The highest point in this woreda was Mount Argun (3418 meters), which lies near the border with the Debub Omo Zone.

== Demographics ==
Based on figures published by the Central Statistical Agency in 2005, this woreda has an estimated total population of 109,064, of whom 53,437 are men and 55,627 are women; 5,500 or 5.04% of its population are urban dwellers, which is less than the Zone average of 8.5%. With an estimated area of 1,301.72 square kilometers, Zala Ubamale has an estimated population density of 83.8 people per square kilometer, which is less than the Zone average of 156.5.

The 1994 national census reported a total population for this woreda of 76,555 of whom 39,073 were men and 37,482 were women; 3,036 or 3.97% of its population were urban dwellers.
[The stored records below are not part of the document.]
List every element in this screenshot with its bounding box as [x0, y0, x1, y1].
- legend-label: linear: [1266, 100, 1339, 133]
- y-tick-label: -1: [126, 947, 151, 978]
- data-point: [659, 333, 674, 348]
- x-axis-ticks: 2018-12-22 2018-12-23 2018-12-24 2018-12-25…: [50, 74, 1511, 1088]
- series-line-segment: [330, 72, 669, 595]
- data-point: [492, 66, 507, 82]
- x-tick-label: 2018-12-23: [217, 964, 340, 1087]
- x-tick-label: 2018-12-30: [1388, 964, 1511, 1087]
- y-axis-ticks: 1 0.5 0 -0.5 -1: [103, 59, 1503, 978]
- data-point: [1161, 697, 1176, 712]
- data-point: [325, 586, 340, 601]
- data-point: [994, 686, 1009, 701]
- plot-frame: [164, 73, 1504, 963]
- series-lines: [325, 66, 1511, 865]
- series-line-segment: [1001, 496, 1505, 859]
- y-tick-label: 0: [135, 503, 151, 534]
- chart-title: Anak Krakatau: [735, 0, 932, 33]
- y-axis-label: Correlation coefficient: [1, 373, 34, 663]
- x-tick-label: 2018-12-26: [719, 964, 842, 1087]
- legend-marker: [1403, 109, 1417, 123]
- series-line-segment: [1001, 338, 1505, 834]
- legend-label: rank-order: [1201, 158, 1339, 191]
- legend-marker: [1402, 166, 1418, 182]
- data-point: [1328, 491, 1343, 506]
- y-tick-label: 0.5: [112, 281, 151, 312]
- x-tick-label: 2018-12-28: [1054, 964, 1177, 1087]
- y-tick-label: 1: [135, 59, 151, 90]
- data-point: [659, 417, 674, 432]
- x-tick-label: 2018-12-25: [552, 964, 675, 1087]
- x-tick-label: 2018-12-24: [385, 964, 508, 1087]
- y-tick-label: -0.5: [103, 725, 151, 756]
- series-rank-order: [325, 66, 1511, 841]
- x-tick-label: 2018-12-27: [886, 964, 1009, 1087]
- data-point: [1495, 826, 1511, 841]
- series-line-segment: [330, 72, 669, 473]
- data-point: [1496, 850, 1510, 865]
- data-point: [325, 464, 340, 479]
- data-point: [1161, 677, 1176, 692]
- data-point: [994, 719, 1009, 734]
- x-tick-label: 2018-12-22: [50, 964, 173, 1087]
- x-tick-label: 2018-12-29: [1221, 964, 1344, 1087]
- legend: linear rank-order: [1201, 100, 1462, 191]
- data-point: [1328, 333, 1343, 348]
The five largest ethnic groups reported in Zala Ubamale were the Gezo (50.34%), the Gofa (30.34%), the Aari (11.5%), the Male (2.64%), the Amhara (2.18%), and the Gamo (0.72%); all other ethnic groups made up 2.28% of the population. Gezo is spoken as a first language by 73.51%, 12.13% Aari, 8.01% Oyda, 3.28% Male, and 1.76% spoke Amharic; the remaining 1.76% spoke all other primary languages reported.